Posted: Sun Oct 10, 2010 6:10 am
by naveen.p
Hi,

You could use a ODBC Stage and extract the data from Excel File.

Steps to be followed:

1. Create a Machine DSN which consists the path of the excel file.
2. Create the Named Range in the excel sheet.
3. Use a ODBC Stage, use the DSN name and Named Range as DB Name and Table respectively.

Let me correct if am wrong.
I hope this will work

Naveen

Posted: Sun Oct 10, 2010 9:06 am
by Aggie99
I did step 2 in Excel to create the range name. But still can't read it as table name. Error message was object (which was the table name I use) not exist.

I can import the table definition, but I still can't use odbc stage to read the worksheet yet.
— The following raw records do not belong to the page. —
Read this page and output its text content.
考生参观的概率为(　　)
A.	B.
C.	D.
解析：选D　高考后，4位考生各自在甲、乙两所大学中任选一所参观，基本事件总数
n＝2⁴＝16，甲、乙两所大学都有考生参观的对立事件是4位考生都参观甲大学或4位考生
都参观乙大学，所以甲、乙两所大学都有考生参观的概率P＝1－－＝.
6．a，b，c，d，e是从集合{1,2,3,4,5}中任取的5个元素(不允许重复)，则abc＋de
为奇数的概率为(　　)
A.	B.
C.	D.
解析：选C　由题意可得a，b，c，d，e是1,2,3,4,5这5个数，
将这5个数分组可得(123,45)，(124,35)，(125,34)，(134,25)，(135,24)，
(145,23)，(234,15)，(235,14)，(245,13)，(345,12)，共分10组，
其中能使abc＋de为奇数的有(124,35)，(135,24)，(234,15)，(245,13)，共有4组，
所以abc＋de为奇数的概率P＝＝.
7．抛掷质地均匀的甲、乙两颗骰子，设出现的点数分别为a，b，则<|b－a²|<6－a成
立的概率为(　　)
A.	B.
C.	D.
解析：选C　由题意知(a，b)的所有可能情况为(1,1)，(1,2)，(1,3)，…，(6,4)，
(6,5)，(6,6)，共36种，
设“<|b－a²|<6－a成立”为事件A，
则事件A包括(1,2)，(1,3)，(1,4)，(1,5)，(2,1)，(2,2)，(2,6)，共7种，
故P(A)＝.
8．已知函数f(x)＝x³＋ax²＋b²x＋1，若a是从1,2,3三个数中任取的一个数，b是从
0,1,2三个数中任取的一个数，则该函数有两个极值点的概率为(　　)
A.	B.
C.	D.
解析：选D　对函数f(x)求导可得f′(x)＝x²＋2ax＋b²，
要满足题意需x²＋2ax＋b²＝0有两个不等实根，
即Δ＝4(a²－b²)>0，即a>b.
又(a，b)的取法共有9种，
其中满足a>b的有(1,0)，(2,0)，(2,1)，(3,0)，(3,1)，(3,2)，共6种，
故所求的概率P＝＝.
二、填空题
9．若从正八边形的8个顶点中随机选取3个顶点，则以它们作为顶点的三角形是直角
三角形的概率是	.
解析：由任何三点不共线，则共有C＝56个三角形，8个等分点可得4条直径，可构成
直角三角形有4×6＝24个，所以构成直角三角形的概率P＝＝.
Posted: Sun Oct 10, 2010 9:24 pm
by Aggie99
ok, I made some progress and like to share with others.

On window:
1) open odbc and set up a dsn point to my excel file
2) I have one sheet in the excel file called mappings
3) open the excel file and define a name range.


In datastage:
1) use ODBC stage
2) under properties,
Connection:
Data Source = CUS (this is the dsn name i created)
User = I put the user id here
Password = " put the pwd here
Source:
Table=`E:\data\myexcel.xls`.`mappings` (i have to give it a fullpathname in order for it to work)


All worked.
But, the table name is a bit too long. I was thinking table=mappings instead. What can I do further?

thx again.

Posted: Mon Oct 11, 2010 7:52 am
by naveen.p
Hi,

You can use the Name Range as your table name.

Naveen

Posted: Mon Oct 11, 2010 1:39 pm
by ray.wurlod
Table name should be $mappings as I observed earlier.